As we settle into the 2018 academic year in Australia, surrounded by the confused faces of new students (and staff) and enmeshed in ERA statements, research impact and engagement justifications and the uncertainty of government plans for teaching and learning funding, we can forget that our world of creative arts education is bigger than the institutionally created boxes that immediately surround us.
In this edition of NiTRO, our contributors invite us to step out from these localised boundaries to reflect upon what 2017 has delivered for our disciplines and what this may mean for the year ahead, and to explore how the same topic is being contemplated in other parts of our collective art education world.
Annika Harding (ACUADS) and Denise Ferris (ANU/ACUADS) reflect upon 2017 for Art and Design tracing some of the key themes that emerged in the ACUADS annual conference and Léuli Eshraghi (Monash), Grace McQuilten (RMIT) and Marnie Badham (RMIT) introduce a new network for social practice in Art and Design for 2018. Craig Batty (RMIT/ASPERA) and Bettina Frankham (UTS/ASPERA) reveal the work that has been done in Screen Production research as they and their colleagues take on the challenges that 2018 will bring. Steph Hutchinson (QUT) turns to dance training and marvels at the journey of students to arts professionals.
Bringing us back to the responsibilities common to all creative arts disciplines, Antonia Pont (Deakin/AAWP) introduces us to a new ERA impact and engagement-related verb - ‘to self select’, while Paul Gough (RMIT) invites us to channel the album cover wordsmiths of the past when writing ERA statements.

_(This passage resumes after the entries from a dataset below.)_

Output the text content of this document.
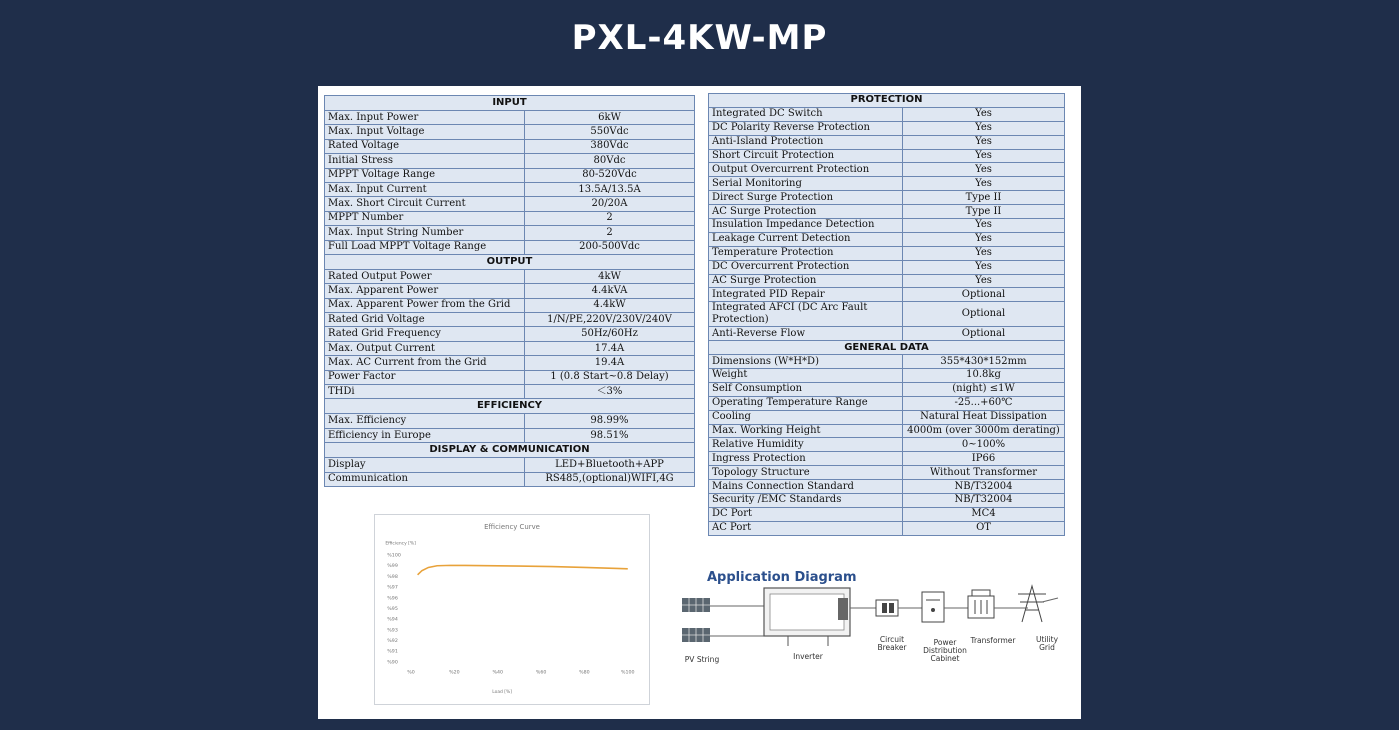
PXL-4KW-MP
INPUT	
Max. Input Power	6kW
Max. Input Voltage	550Vdc
Rated Voltage	380Vdc
Initial Stress	80Vdc
MPPT Voltage Range	80-520Vdc
Max. Input Current	13.5A/13.5A
Max. Short Circuit Current	20/20A
MPPT Number	2
Max. Input String Number	2
Full Load MPPT Voltage Range	200-500Vdc
OUTPUT	
Rated Output Power	4kW
Max. Apparent Power	4.4kVA
Max. Apparent Power from the Grid	4.4kW
Rated Grid Voltage	1/N/PE,220V/230V/240V
Rated Grid Frequency	50Hz/60Hz
Max. Output Current	17.4A
Max. AC Current from the Grid	19.4A
Power Factor	1 (0.8 Start~0.8 Delay)
THDi	＜3%
EFFICIENCY	
Max. Efficiency	98.99%
Efficiency in Europe	98.51%
DISPLAY & COMMUNICATION	
Display	LED+Bluetooth+APP
Communication	RS485,(optional)WIFI,4G
PROTECTION	
Integrated DC Switch	Yes
DC Polarity Reverse Protection	Yes
Anti-Island Protection	Yes
Short Circuit Protection	Yes
Output Overcurrent Protection	Yes
Serial Monitoring	Yes
Direct Surge Protection	Type II
AC Surge Protection	Type II
Insulation Impedance Detection	Yes
Leakage Current Detection	Yes
Temperature Protection	Yes
DC Overcurrent Protection	Yes
AC Surge Protection	Yes
Integrated PID Repair	Optional
Integrated AFCI (DC Arc Fault Protection)	Optional
Anti-Reverse Flow	Optional
GENERAL DATA	
Dimensions (W*H*D)	355*430*152mm
Weight	10.8kg
Self Consumption	(night) ≤1W
Operating Temperature Range	-25...+60℃
Cooling	Natural Heat Dissipation
Max. Working Height	4000m (over 3000m derating)
Relative Humidity	0~100%
Ingress Protection	IP66
Topology Structure	Without Transformer
Mains Connection Standard	NB/T32004
Security /EMC Standards	NB/T32004
DC Port	MC4
AC Port	OT
Efficiency Curve
Efficiency [%]
Load [%]
%100
%99
%98
%97
%96
%95
%94
%93
%92
%91
%90
%0	%20	%40	%60	%80	%100
Application Diagram
PV String	Inverter
Circuit Breaker
Power Distribution Cabinet
Transformer	Utility Grid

Our international contributors call us into the bigger world of tertiary arts education. Welby Ings (Auckland University of Technology) sees positive moves being led by creative arts to embrace indigenous approaches to research and learning in New Zealand; Bala Starr (Lasalle) notes a closer relationship growing between art museums and art students and her colleague Aubrey Mellor (Lasalle) recounts recent developments for tertiary arts in Asia more broadly. In conversation with DDCA Vice President Clive Barstow (ECU), Chen Huagang (Guandong Baiyun University) gives us some insight into how art education is developing in China.

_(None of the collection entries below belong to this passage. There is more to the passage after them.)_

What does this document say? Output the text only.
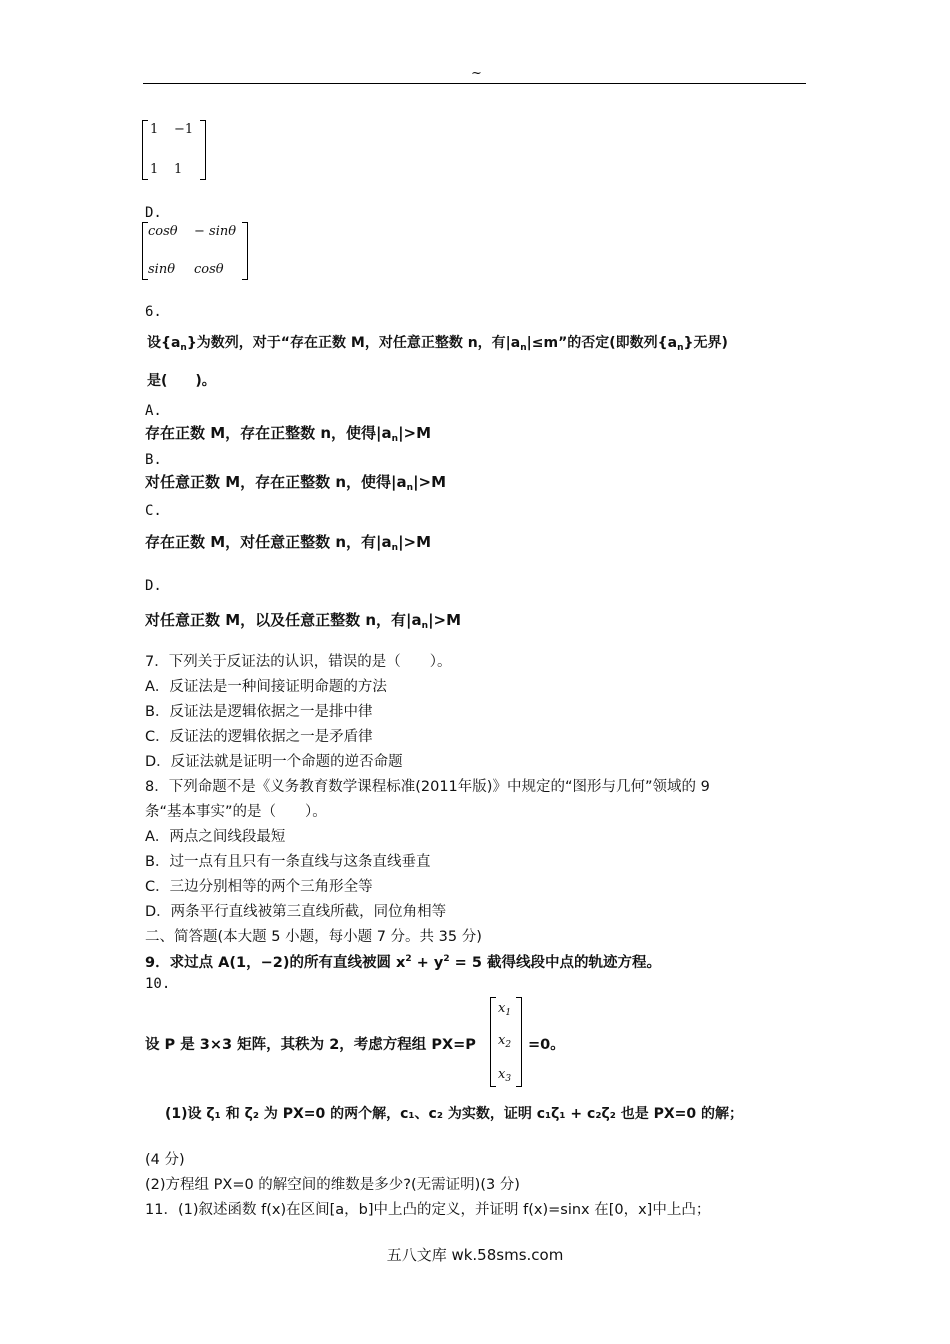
~
1 −1
1 1
D.
cosθ − sinθ
sinθ cosθ
6.
设$\{a_n\}$为数列，对于“存在正数 M，对任意正整数 n，有$|a_n|\le m$”的否定(即数列$\{a_n\}$无界)
是(　　)。
A.
存在正数 M，存在正整数 n，使得$|a_n|>M$
B.
对任意正数 M，存在正整数 n，使得$|a_n|>M$
C.
存在正数 M，对任意正整数 n，有$|a_n|>M$
D.
对任意正数 M，以及任意正整数 n，有$|a_n|>M$
7．下列关于反证法的认识，错误的是（　　）。
A．反证法是一种间接证明命题的方法
B．反证法是逻辑依据之一是排中律
C．反证法的逻辑依据之一是矛盾律
D．反证法就是证明一个命题的逆否命题
8．下列命题不是《义务教育数学课程标准(2011年版)》中规定的“图形与几何”领域的 9
条“基本事实”的是（　　）。
A．两点之间线段最短
B．过一点有且只有一条直线与这条直线垂直
C．三边分别相等的两个三角形全等
D．两条平行直线被第三直线所截，同位角相等
二、简答题(本大题 5 小题，每小题 7 分。共 35 分)
9．求过点 A(1，−2)的所有直线被圆 $x^2 + y^2 = 5$ 截得线段中点的轨迹方程。
10.
设 P 是 3×3 矩阵，其秩为 2，考虑方程组 PX=P
$x_1$
$x_2$
$x_3$
=0。
(1)设 ζ₁ 和 ζ₂ 为 PX=0 的两个解，c₁、c₂ 为实数，证明 c₁ζ₁ + c₂ζ₂ 也是 PX=0 的解；
(4 分)
(2)方程组 PX=0 的解空间的维数是多少?(无需证明)(3 分)
11．(1)叙述函数 f(x)在区间[a，b]中上凸的定义，并证明 f(x)=sinx 在[0，x]中上凸；
五八文库 wk.58sms.com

Alexander Damianisch (University of Applied Arts Vienna), a senior executive of the Society of Artistic Research, highlights how artistic research is developing within different parts of Europe. Alfdaniels Mabingo (Makerere University) gives a fascinating update on tertiary arts education in Uganda, part of our world which received little attention and which has had to overcome significant challenges to its artistic expression and education.
We end with a reflection by Mostyn Bramley-Moore on the life and contribution made by Debra Porch, a much loved and admired visual arts colleague who sadly passed away recently. On a personal note, as someone who has previously been lucky to work with Debra, I know that she will be much missed by the creative arts sector.